Helen Hamilton laughed aloud, and the professional half smiled in sympathy with her triumph, half frowned in disapproval of this most inartistic shot. "You've played golf enough, Mr. Bellingham," he said reprovingly, "to make it a shame for me to have to say 'You didna follow through,' like I would to some beginner. But that was the trouble, man; you checked your swing as though you were no thinking of the shot at all."
"My club turned in my hand," said Bellingham absently. "The grip's worn smooth." But as they started for the green, he was saying to himself, "So they played no golf. And if they weren't on the links, where were they? That's one mystery. And the second is, no matter where they were, what on earth were they doing?" And greatly wondering, he walked onward toward the trap where his misplayed ball lay buried in the sand.
CHAPTER III
[The Golfers]
The Hamilton estate was bounded upon the north by the main highway, and between the road and the hills and valleys of the links extended a strip of woodland, about a quarter of a mile in width, and covered with a dense growth of hemlocks, birches and tall pines towering upward toward the sky, while at the base of these forest giants briars and brambles, shrubs and bushes, had been permitted to grow unchecked, until they had formed a network of underbrush so thick as to be well-nigh impassable.
Upon the same day, and almost at the identical hour when Bellingham stood gazing open-eyed after his employer's vanishing form, a man came slowly through this strip of woodland, proceeding cautiously, with the practised step of the forester, along a path so narrow and so overgrown that it was practically invisible. Yet the man was apparently familiar with his surroundings, and apparently, too, he was not merely a forester, but a huntsman as well, for he carried a gun slung over his shoulder and his clothes and cap of faded green harmonized so perfectly with the underbrush that his furtive progress along the path was almost imperceptible. Slowly and noiselessly he advanced until he had drawn near to a clump of huge firs, set in a natural circle and distant about a hundred yards from the trail which led to the links. Here he paused and dropping on his hands and knees crept through the bushes and entered a hutlike shelter, artfully woven of growing shrubs, where he lay effectually concealed, commanding, through a narrow orifice, a perfect view of the approach to the clump of firs. Next, with leisurely precision, and with no trace of excitement upon his bronzed and weather-beaten face, he proceeded to unsling his weapon from his back and to make it ready for use; and as he did so, one further circumstance became apparent--namely, that he was a huntsman who did not care for noise--a poacher, perhaps--for what had resembled a gun now proved to be an old-fashioned crossbow, of rare and curious workmanship, and this bow the huntsman bent, and then, adjusting the murderous looking bolt, settled down to wait in comfort until his quarry should appear.

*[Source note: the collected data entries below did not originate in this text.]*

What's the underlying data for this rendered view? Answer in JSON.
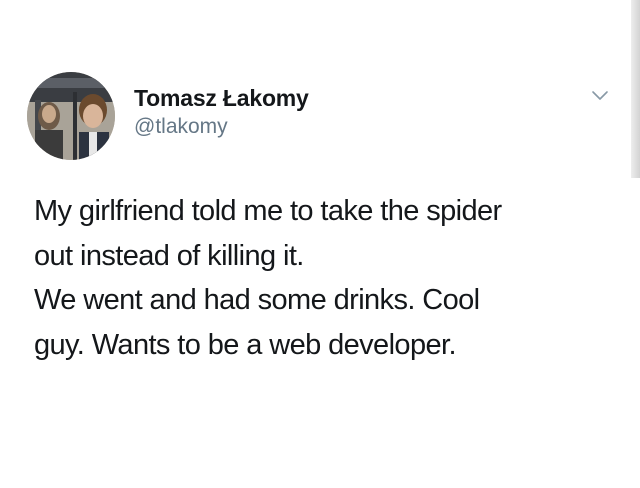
{
  "tweet": {
    "author": {
      "display_name": "Tomasz Łakomy",
      "handle": "@tlakomy",
      "avatar_icon": "profile-photo"
    },
    "menu_icon": "chevron-down-icon",
    "text_lines": [
      "My girlfriend told me to take the spider",
      "out instead of killing it.",
      "We went and had some drinks. Cool",
      "guy. Wants to be a web developer."
    ]
  },
  "colors": {
    "name": "#14171a",
    "handle": "#657786",
    "body_text": "#14171a",
    "background": "#ffffff"
  }
}
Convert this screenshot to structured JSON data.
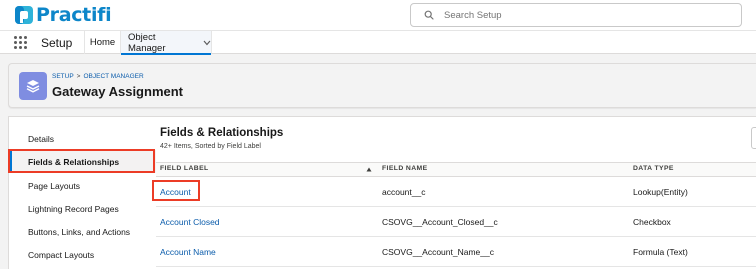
{
  "brand": {
    "name": "Practifi",
    "color": "#0d86c9"
  },
  "search": {
    "placeholder": "Search Setup"
  },
  "nav": {
    "app_name": "Setup",
    "tabs": [
      {
        "label": "Home"
      },
      {
        "label": "Object Manager",
        "active": true
      }
    ]
  },
  "header": {
    "breadcrumb": [
      "SETUP",
      "OBJECT MANAGER"
    ],
    "breadcrumb_separator": ">",
    "title": "Gateway Assignment",
    "icon": "layers-icon",
    "icon_color": "#7f8de1"
  },
  "sidebar": {
    "items": [
      {
        "label": "Details"
      },
      {
        "label": "Fields & Relationships",
        "active": true,
        "highlighted": true
      },
      {
        "label": "Page Layouts"
      },
      {
        "label": "Lightning Record Pages"
      },
      {
        "label": "Buttons, Links, and Actions"
      },
      {
        "label": "Compact Layouts"
      }
    ]
  },
  "main": {
    "title": "Fields & Relationships",
    "subtitle": "42+ Items, Sorted by Field Label",
    "columns": [
      "FIELD LABEL",
      "FIELD NAME",
      "DATA TYPE"
    ],
    "sort_icon": "sort-up-icon",
    "rows": [
      {
        "label": "Account",
        "name": "account__c",
        "type": "Lookup(Entity)",
        "highlighted": true
      },
      {
        "label": "Account Closed",
        "name": "CSOVG__Account_Closed__c",
        "type": "Checkbox"
      },
      {
        "label": "Account Name",
        "name": "CSOVG__Account_Name__c",
        "type": "Formula (Text)"
      }
    ]
  },
  "colors": {
    "highlight": "#ec3c26",
    "link": "#0b5cab",
    "accent": "#0176d3"
  }
}
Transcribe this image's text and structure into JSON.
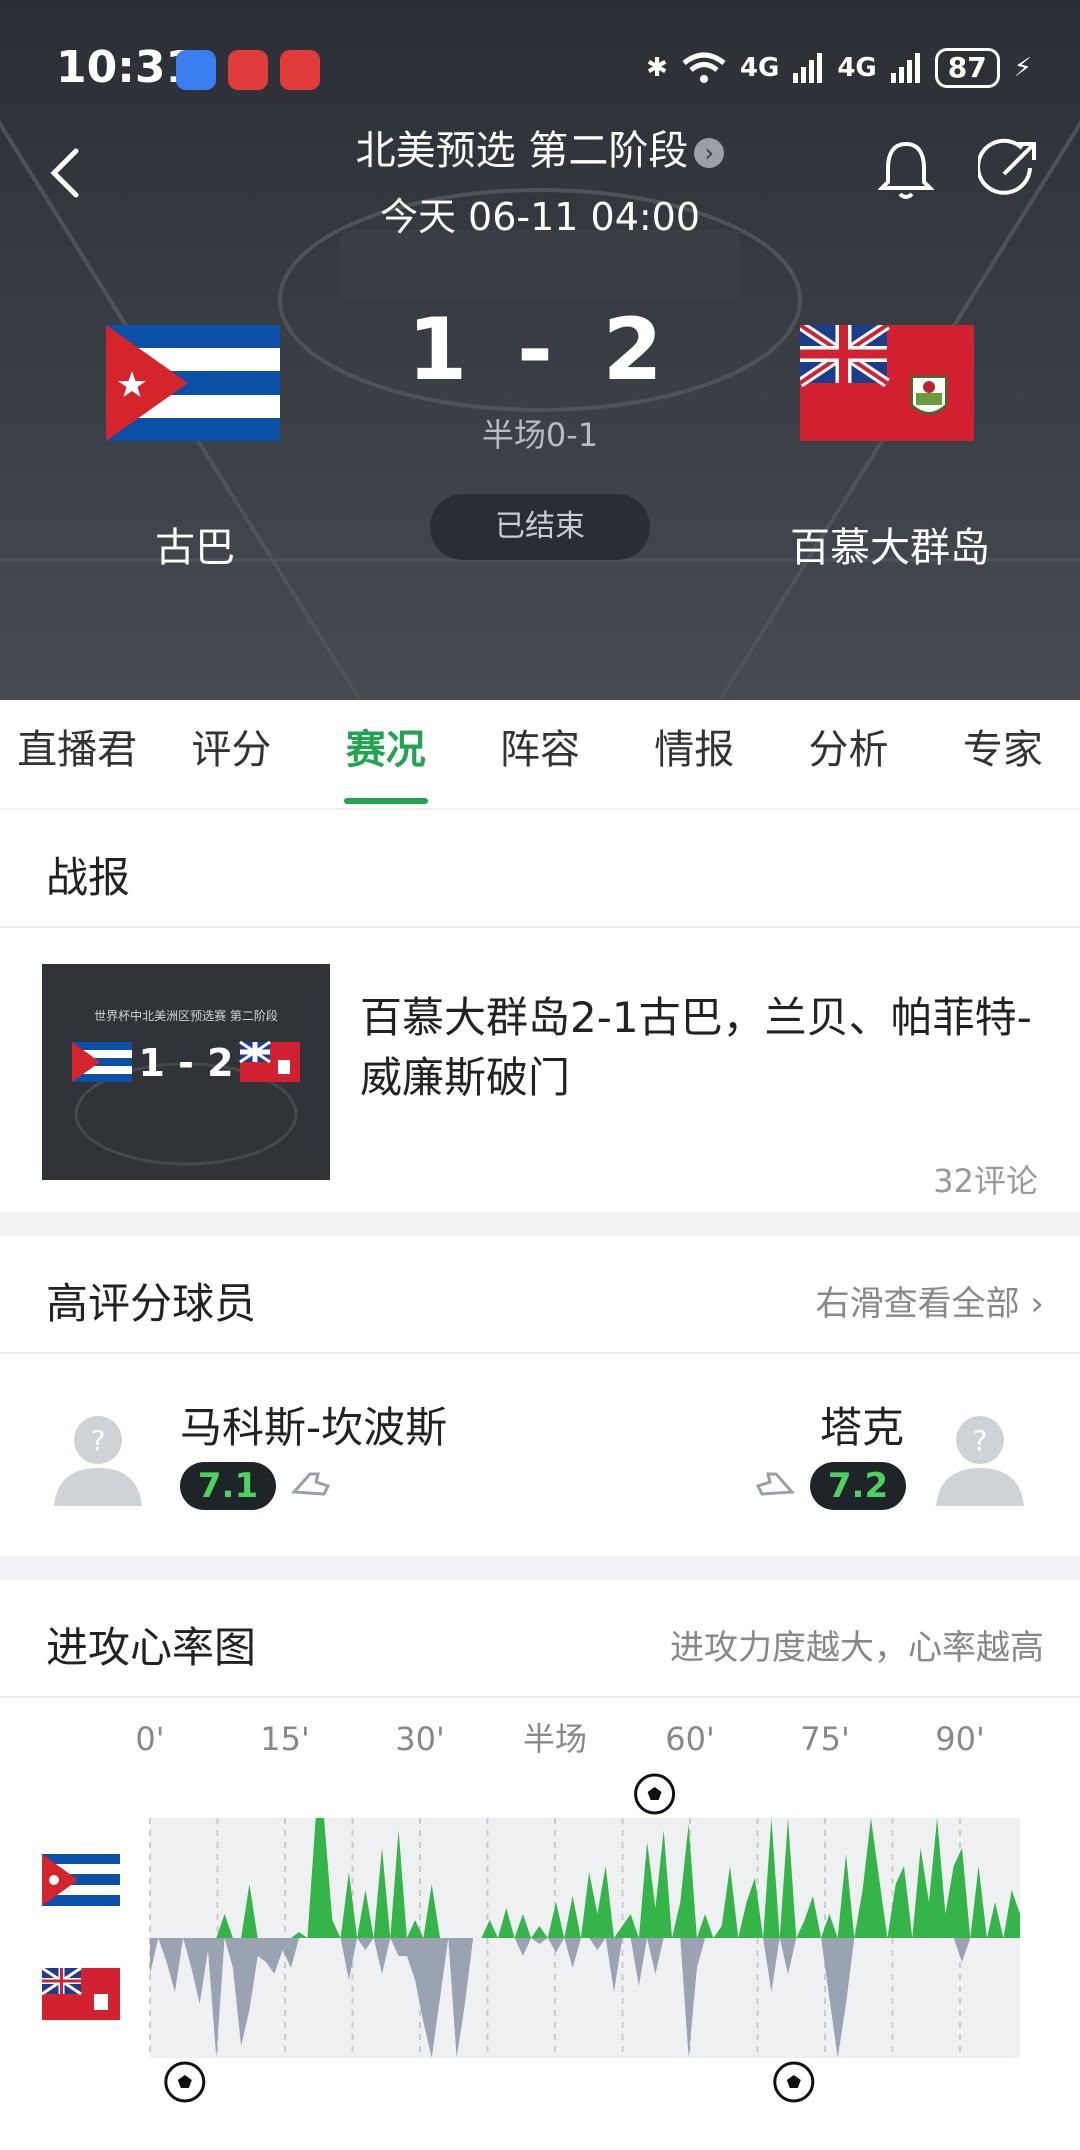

Silence descended upon the forest; a silence so profound that it seemed as if animals, birds and insects, all were slumbering amid the quiet of the summer afternoon. Surely, the huntsman had poor prospects of success, yet if this were so, he did not appear to care, but lay motionless, resting quietly, with ears upon the alert and eyes fixed steadily upon the clump of firs.
The moments passed. Then, presently, far up the road, sounded the throbbing rhythm of a motor, and a half a minute later Cyrus McKay's big car drew up at the gateway leading to the links, and McKay, founder and President of the National Wire Trust, stepped leisurely forth, a huge, burly, bull-necked man, with power written in every line of his ruddy, jovial face, in every movement of his big body, and in every glance of his shrewd blue eyes. With something of an effort, he reached for his golf bag, and with a nod to the chauffeur, said, "All right, Jim. Come back at half past four."
The chauffeur touched his cap; the big car turned and sped smoothly down the road, and McKay, left alone, started slowly along the pathway toward the links. Apparently, he anticipated a pleasant afternoon, for as he strolled along he whistled boyishly, burst occasionally into snatches of song, and presently, some distance up the path, he stopped for a moment, drew a white feather from his pocket and adjusted it carefully in his cap; after which he seemed suddenly to alter his mind regarding his destination, for striking boldly off from the trail, he began making his way through the waist-high underbrush, directly toward the clump of firs.
As the sound of the motor had died away in the distance, the huntsman in the thicket had redoubled his vigilance, and now, as the crackling of the bushes grew more and more distinct, his keen eyes swept searchingly about the glade and his fingers tightened upon the stock of his weapon, as if it were for human game that he was thus lying in wait. Yet if this were the fact, it was clearly not McKay whom he was expecting, for as the latter's bulky form loomed into view the hunter relaxed his grip upon his crossbow, and once more resumed his attitude of patient watchfulness.